I am a sucker for a good romantic comedy. However, despite a promising cast, Cavemen should go back into the cave. Yes, I did it. I said it.

Directed By: Hershel Faber
Starring: Camilla Bella, Skylar Astin, Chad Michael Murray, Alexis Knapp, Kenny Wormald, Jason Patric, Dayo Okeniyi


This movie was written and directed by first time writer/director Hershel Faber and it felt just like that. It felt amateurish, sloppy, poorly written, and basically just a complete mess. Faber jam-packed as many movie clichés as he could into a movie and while sometimes it works, in this case it didn’t work:

  • Guy best friends who live together in one big frat house, have unbelievable parties, hook up with super-hot girls, and who act like douchebags but that somehow makes them even more wanted? Check.
  • The dream girl who’s incredibly beautiful and just the right amount of sarcastic and sporty and girl. The girl who’s so perfect you have the feeling she’s what the director or writer thinks his perfect girl would act like, but doesn’t exactly exist because real women have flaws? Check….and eye roll.
  • Struggling writer who hasn’t really lived life because he’s never been in love? Check.
  • Several plot points or scenarios that come full circle at the end of the movie? (Would you like some cheese with your…) Check.
  • Guy and girl best friends who keep insisting they’re only friends? And then that girl in turn dates the best friend of her best friend who also happens to be a big player? Check.
  • The last minute high stakes run to get what you want? Check.
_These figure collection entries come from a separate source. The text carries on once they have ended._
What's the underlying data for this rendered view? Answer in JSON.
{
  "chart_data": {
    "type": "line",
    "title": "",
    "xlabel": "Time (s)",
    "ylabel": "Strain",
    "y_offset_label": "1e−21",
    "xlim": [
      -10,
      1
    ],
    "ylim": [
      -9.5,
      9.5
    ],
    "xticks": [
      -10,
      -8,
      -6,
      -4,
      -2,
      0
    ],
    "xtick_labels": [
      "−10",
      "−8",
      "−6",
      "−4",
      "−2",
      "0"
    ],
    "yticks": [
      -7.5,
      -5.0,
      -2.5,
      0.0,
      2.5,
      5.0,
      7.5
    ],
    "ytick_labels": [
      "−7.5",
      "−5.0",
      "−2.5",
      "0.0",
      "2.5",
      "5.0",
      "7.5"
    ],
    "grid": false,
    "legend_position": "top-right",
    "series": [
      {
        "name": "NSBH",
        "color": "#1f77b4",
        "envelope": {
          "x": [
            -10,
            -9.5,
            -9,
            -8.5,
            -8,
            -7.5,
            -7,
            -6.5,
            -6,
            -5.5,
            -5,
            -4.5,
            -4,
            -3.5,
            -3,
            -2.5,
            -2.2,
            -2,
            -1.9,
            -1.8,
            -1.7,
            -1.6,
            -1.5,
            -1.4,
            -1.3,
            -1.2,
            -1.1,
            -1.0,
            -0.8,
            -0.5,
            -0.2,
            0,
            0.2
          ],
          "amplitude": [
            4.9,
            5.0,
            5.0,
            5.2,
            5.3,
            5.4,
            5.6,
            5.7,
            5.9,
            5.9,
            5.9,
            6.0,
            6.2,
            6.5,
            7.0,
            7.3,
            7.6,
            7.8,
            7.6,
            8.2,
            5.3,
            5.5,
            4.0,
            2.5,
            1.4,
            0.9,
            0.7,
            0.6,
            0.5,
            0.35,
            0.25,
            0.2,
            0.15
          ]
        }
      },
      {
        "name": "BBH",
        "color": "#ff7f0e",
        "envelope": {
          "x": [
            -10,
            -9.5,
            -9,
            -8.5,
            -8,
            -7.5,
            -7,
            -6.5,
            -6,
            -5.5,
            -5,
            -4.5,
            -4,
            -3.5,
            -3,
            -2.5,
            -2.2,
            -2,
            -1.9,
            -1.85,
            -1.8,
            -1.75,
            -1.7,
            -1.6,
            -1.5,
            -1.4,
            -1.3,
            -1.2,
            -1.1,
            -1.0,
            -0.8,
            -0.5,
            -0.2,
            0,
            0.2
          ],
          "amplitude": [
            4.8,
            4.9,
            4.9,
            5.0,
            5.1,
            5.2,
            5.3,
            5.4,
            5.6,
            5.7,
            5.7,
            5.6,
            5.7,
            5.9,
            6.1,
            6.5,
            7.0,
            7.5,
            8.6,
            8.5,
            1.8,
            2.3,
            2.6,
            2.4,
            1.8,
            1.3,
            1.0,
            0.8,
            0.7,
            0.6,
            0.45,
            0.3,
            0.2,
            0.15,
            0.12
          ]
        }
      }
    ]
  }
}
I like a good rom-com as much as the next person, but everything in this movie was just one big cliché. The cast was excellent, but the characters were extremely unlikeable. There was nothing to root for, no sense of quality and the script felt convoluted. Frankly, it was a disappointment. When copious amounts of alcohol can’t help a movie, you know something is wrong.

Rating: F+
(the plus is for the cast)


Random Thoughts:

– Does Alexis Knapp just follow Skylar Astin around?
– What the hell is Jason Patric doing in this movie?